O repetido ganho de 15% em velocidade remonta a Jeff Pu, analista do Haitong, que resumia uma especificação de fabricação publicada, e não testes com silício finalizado. O documento da fundição apresenta um menu de possibilidades ao projetista de chips, não um pacote fechado de benefícios.
A TSMC afirma que seu processo de 2 nm oferece até 15% mais desempenho no mesmo consumo de energia, ou até 30% menos consumo mantendo a mesma velocidade, em relação ao nodo anterior. Citar ambos os ganhos em conjunto, como alguns veículos vêm fazendo, sugere um chip que o próprio processo de fabricação não garante entregar em um único projeto.
Falta de memória aperta janela de lançamento da Apple
O gargalo mais sério hoje é a oferta de memória.
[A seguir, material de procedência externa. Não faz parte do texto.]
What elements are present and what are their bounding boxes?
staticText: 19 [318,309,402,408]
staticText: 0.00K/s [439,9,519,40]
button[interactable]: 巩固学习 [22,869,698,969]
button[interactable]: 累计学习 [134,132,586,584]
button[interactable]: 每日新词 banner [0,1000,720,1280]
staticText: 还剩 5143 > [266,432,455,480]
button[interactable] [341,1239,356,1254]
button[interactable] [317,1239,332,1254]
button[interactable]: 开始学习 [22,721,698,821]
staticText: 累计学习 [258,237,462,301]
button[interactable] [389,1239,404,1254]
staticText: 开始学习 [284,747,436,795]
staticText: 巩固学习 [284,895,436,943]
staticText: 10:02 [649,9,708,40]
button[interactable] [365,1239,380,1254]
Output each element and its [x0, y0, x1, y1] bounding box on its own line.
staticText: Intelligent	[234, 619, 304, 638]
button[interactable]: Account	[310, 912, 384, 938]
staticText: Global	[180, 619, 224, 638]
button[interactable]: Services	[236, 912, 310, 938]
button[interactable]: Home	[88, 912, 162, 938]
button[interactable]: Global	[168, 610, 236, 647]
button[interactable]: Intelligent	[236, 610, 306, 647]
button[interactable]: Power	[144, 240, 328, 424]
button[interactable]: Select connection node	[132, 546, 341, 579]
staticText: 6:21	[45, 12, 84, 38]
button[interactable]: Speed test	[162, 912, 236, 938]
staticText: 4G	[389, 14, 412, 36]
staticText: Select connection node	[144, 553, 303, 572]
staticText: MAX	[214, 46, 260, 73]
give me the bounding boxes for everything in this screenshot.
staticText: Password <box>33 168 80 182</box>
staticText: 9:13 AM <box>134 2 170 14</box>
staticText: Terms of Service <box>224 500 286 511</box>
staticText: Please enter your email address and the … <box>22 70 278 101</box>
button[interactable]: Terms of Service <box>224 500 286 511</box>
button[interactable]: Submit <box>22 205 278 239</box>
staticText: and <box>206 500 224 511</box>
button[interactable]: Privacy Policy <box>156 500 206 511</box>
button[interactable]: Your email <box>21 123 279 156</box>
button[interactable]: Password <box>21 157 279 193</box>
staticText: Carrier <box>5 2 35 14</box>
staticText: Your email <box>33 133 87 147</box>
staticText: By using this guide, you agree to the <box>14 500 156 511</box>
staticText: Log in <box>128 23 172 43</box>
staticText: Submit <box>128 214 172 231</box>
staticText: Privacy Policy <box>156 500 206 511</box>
O analista de semicondutores Tim Culpan relatou que a Apple não conseguiu fechar contratos suficientes de fornecimento de DRAM para os novos modelos, deixando algo em torno de US$ 1 bilhão em processadores sem encapsulamento parados na fundição.
O novo processo de empacotamento integra memória e processador já na montagem, o que impede a Apple de estocar chips sem memória para terminá-los depois, quando o fornecimento de DRAM finalmente se normalizar.
Esse cronograma já oscilou antes, e relatos da cadeia de suprimentos passaram a ventilar uma estreia em dezembro, em vez de setembro, data ainda apontada pela maior parte dos vazamentos.
As projeções de analistas para os embarques do dobrável em 2026 também divergem bastante, variando de cerca de 3 milhões a 8 milhões de unidades. Essa dispersão deixa em aberto a real dimensão da possível falta de produto no dia do lançamento.